Thankfully this issue was not widely exploited, but had this been discovered in the codebase before Burak’s transaction was pushed to the blockchain, this could have been intentionally exploited by bad actors in a very tactical way. An individual, or a group of people, could have very easily opened a large number of channels on the network and swapped all of the money in those channels back to themselves on-chain through a submarine swap, leaving all of the funds in the channel on the other side, and then submitted a large Taproot transaction like Burak did, immediately closing out their channels using an outdated state. The victims would not even be aware of it, and even if they were, given the relatively low technical competence of many node operators, it is very likely that most people would not have been able to respond in time to manually correct the issue with a penalty transaction.
This bug highlights two important issues to consider. Firstly, multiple independent implementations of Bitcoin nodes can be very dangerous. Thankfully, almost no one runs btcd as a node for anything serious, so the effect this had on the base Bitcoin network was something that could be completely ignored, except for a very tiny handful of individuals whose nodes simply stalled out. If miners had been running btcd, this could have very easily resulted in a chainsplit on the Bitcoin network that would have taken all btcd operators off on a minority chain that would have required manual intervention to correct. The second issue is that in the case of second layers above the main network, implementations of consensus checks should be done very carefully. This is a tricky issue, because while any Lightning node running on top of a Bitcoin full node could in theory simply outsource 100% of this validation to that node, not all Lightning nodes do make use of their own trusted full node.
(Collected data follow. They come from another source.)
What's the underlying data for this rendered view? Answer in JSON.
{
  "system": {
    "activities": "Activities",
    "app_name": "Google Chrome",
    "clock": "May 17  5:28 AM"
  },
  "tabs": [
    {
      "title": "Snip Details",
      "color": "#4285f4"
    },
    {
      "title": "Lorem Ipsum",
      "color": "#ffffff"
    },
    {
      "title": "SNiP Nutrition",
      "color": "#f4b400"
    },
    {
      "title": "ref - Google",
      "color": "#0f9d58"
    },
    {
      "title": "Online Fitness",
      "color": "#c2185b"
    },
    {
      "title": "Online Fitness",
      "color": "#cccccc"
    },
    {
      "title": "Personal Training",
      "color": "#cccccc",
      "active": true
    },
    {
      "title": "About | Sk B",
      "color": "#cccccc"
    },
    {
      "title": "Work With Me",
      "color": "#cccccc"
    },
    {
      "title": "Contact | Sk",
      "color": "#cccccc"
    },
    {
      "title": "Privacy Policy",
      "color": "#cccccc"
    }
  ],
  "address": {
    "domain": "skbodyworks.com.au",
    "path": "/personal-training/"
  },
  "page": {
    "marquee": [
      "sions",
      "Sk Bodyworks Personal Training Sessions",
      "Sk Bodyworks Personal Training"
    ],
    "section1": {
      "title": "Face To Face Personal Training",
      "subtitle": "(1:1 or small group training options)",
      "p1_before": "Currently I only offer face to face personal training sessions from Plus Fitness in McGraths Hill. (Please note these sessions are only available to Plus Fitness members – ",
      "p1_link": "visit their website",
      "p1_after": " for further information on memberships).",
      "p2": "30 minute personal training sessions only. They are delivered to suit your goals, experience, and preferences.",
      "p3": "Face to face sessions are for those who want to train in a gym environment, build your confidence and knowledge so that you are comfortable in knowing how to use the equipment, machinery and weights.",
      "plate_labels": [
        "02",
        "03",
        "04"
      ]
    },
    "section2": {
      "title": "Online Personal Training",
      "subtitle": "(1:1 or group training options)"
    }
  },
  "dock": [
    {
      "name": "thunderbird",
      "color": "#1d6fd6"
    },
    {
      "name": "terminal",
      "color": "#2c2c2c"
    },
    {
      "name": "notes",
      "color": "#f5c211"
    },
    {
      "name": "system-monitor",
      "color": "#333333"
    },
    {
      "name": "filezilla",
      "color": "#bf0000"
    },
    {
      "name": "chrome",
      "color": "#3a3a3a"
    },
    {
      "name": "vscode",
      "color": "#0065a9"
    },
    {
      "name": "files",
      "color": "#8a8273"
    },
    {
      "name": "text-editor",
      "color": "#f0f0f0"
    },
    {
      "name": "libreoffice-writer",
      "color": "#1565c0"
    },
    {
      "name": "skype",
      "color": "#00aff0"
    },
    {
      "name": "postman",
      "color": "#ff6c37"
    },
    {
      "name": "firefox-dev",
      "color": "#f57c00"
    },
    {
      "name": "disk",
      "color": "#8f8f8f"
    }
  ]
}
That is unlikely to change — many users will in all likelihood continue to operate nodes in such a manner, so to some degree checks on some or all of the Bitcoin consensus rules must be also supported in Lightning implementations as well.
Going forward I hope this is a wake-up call to how important it is to ensure that consensus validation checks are all in sync with each other across software in this space, as without that synchronicity between everything there isn’t actually a singular coherent Bitcoin network. Everyone should be very happy that this did not result in a massive exploit across the entire network, but people should be aware of how serious this issue could have been had things not played out the way they did.
This is a guest post by Shinobi. Opinions expressed are entirely their own and do not necessarily reflect those of BTC Inc or Bitcoin Magazine.